Dear experts, I have a genotype data which I want to use for GWAS. The genotype data contains all columns, except allele columns i.e. Ref and Alt alleles. It has all other information, such as chromosome position, chromosome number, and the alleles in my sample etc. It has already been aligned to the reference genome, but I am confused about the Ref and Alt alleles. Is there any way to get it? any software which can extract reference and alternative allele? It is not in any format. Its just a text file. I need to find the alleles for association.
Can you please post a small sample of what this data looks like?
Sorry, my genotype data looks like this,
there is no allele column, I tried to fill NA's to make it HapMap format, and then converted it to VCF by using Tassel. I filled every information column with NA's including the allele column, because allele column is not needed for association in some packages, but it is needed for annotation of gwas results. I need to find alleles before doing GWAS. This is the format I made by filling NA's. It is HapMap format. I converted it to vcf also.
sorry, I am unable to upload complete picture, there is no option to upload picture.
Do you mean that in the top sample above you want to know (or example), whether T or A is the REF allele (with the other being the ALT)?

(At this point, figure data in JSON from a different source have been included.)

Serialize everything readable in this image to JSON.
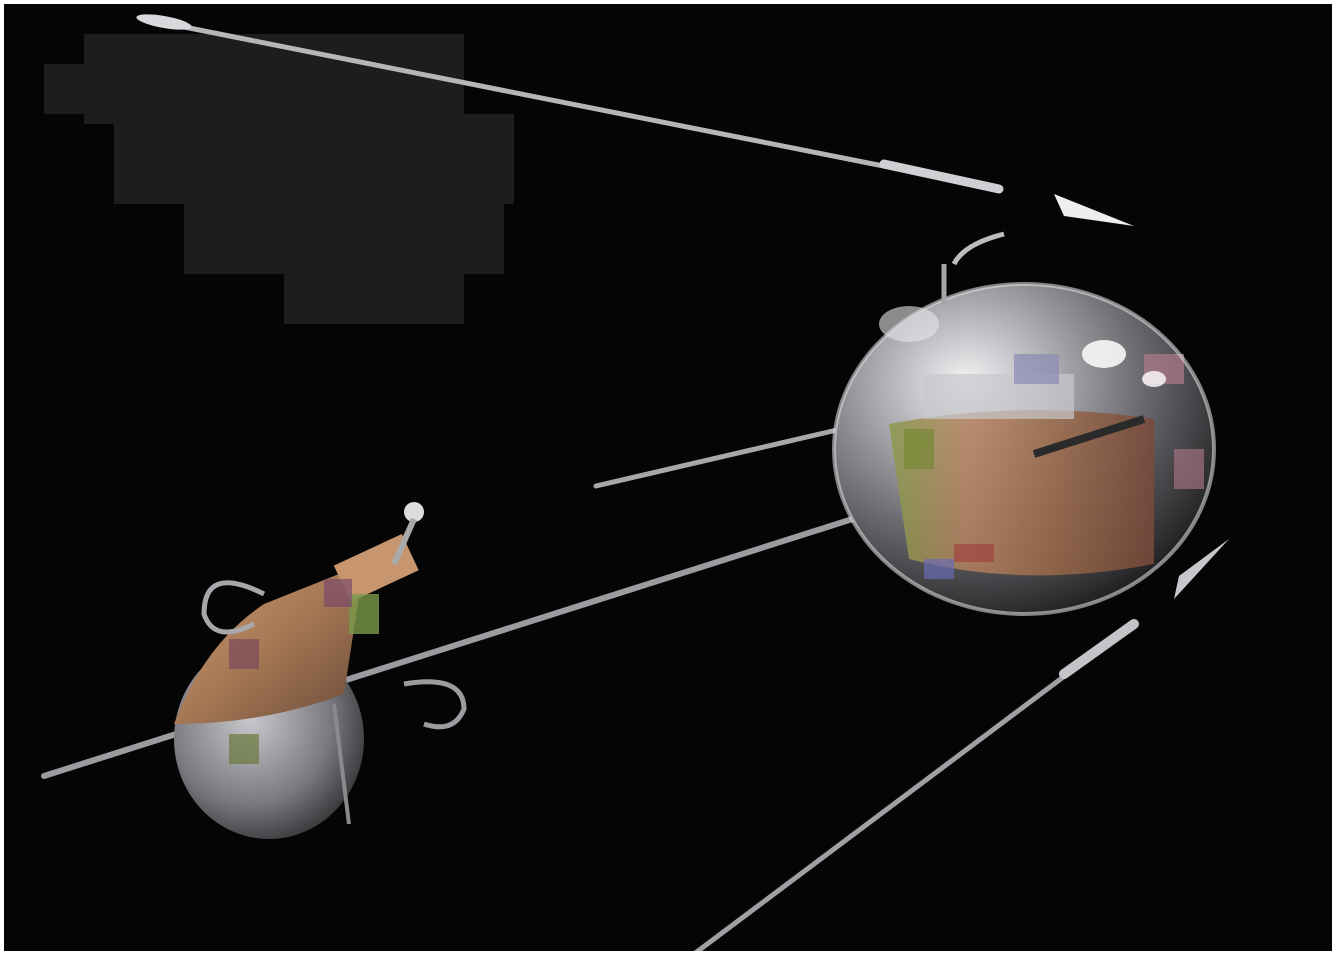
{
  "scene": {
    "background": "#050505",
    "frame_color": "#ffffff",
    "main_satellite": {
      "sphere_color": "#9a9aa0",
      "highlight_color": "#f0f0f4",
      "band_colors": [
        "#b08060",
        "#7a8a4a",
        "#6a5a78",
        "#a06a50"
      ]
    },
    "secondary_object": {
      "body_color": "#a68060",
      "disc_color": "#8a8a90"
    },
    "antenna_color": "#b8b8bc",
    "haze_color": "#1e1e1e"
  }
}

Yes, that's what I am trying to find. I tried a method in tassel to find Ref and Alt alleles, but I am not sure whether it is right or wrong. I've converted my text file to HapMap format to make it readable by Tassel, by filling NA's in the allele column, then converted it to VCF. This way, it gives the Ref and Alt alleles. Tassel assign alleles on the basis of allele frequency i.e. major allele as REF allele. Is there any other method, which can accurately find alleles?
I can think of a couple of ways. Is this human data? If so you can probably use the rsIDs to look up the ref and alt alleles in SNPdb using (I would guess) biomart. Or if its not human, but you have a VCF of the known SNP locations in the genome, you can go thorugh and match them up.

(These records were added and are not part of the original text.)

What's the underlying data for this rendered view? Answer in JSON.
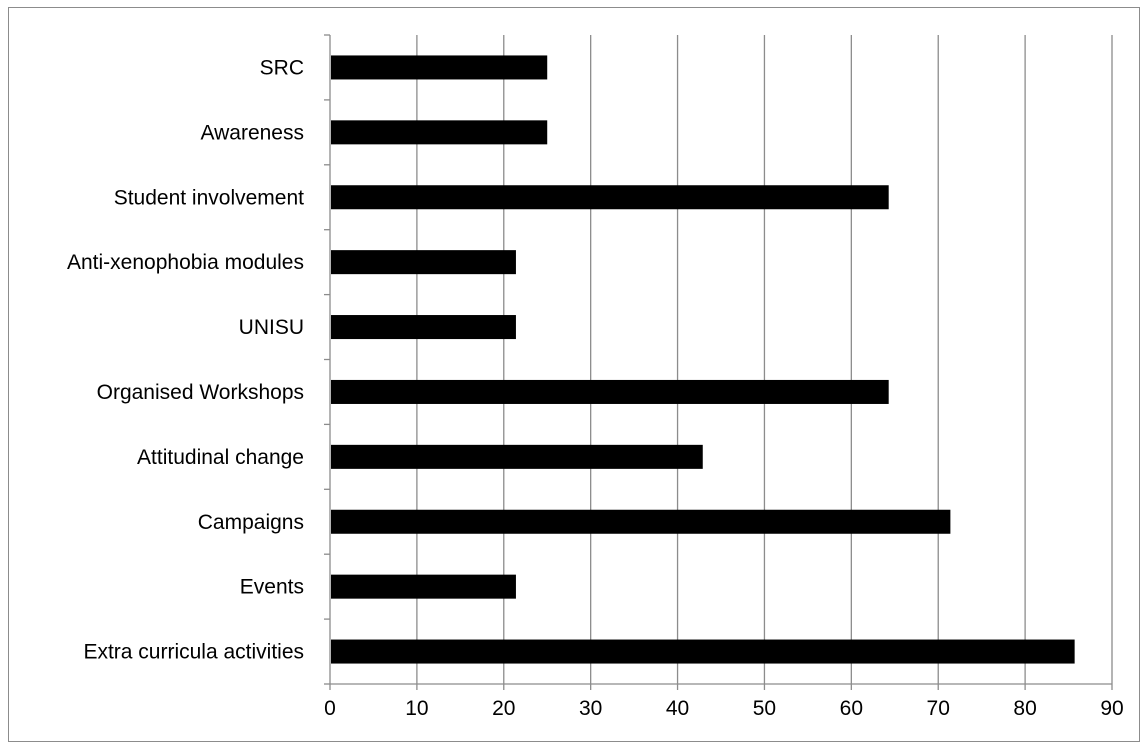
{
  "chart_data": {
    "type": "bar",
    "orientation": "horizontal",
    "title": "",
    "xlabel": "",
    "ylabel": "",
    "categories": [
      "SRC",
      "Awareness",
      "Student involvement",
      "Anti-xenophobia modules",
      "UNISU",
      "Organised Workshops",
      "Attitudinal change",
      "Campaigns",
      "Events",
      "Extra curricula activities"
    ],
    "values": [
      25,
      25,
      64.3,
      21.4,
      21.4,
      64.3,
      42.9,
      71.4,
      21.4,
      85.7
    ],
    "xlim": [
      0,
      90
    ],
    "xticks": [
      "0",
      "10",
      "20",
      "30",
      "40",
      "50",
      "60",
      "70",
      "80",
      "90"
    ],
    "grid": "vertical",
    "legend": "none",
    "bar_color": "#000000",
    "grid_color": "#8c8c8c"
  }
}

Finally, in the abscence of all that, I'd guess you could write a script to use the chromosome and location to look up what the reference genome sequence is at that position, then mark that as the REF allele and the other as ALT.
How many lines do you have of this?
thanks, I have 300K snps in my dataset. I cannot search it by rsIDs, because it is a plant data. I think plants don't have rsIDs, like humans snps have. Therefore, I need to look for other ways to find alleles.
can you tell us what is
AA
in sample1 orTT
in sample2AA and TT are SNPs in my sample.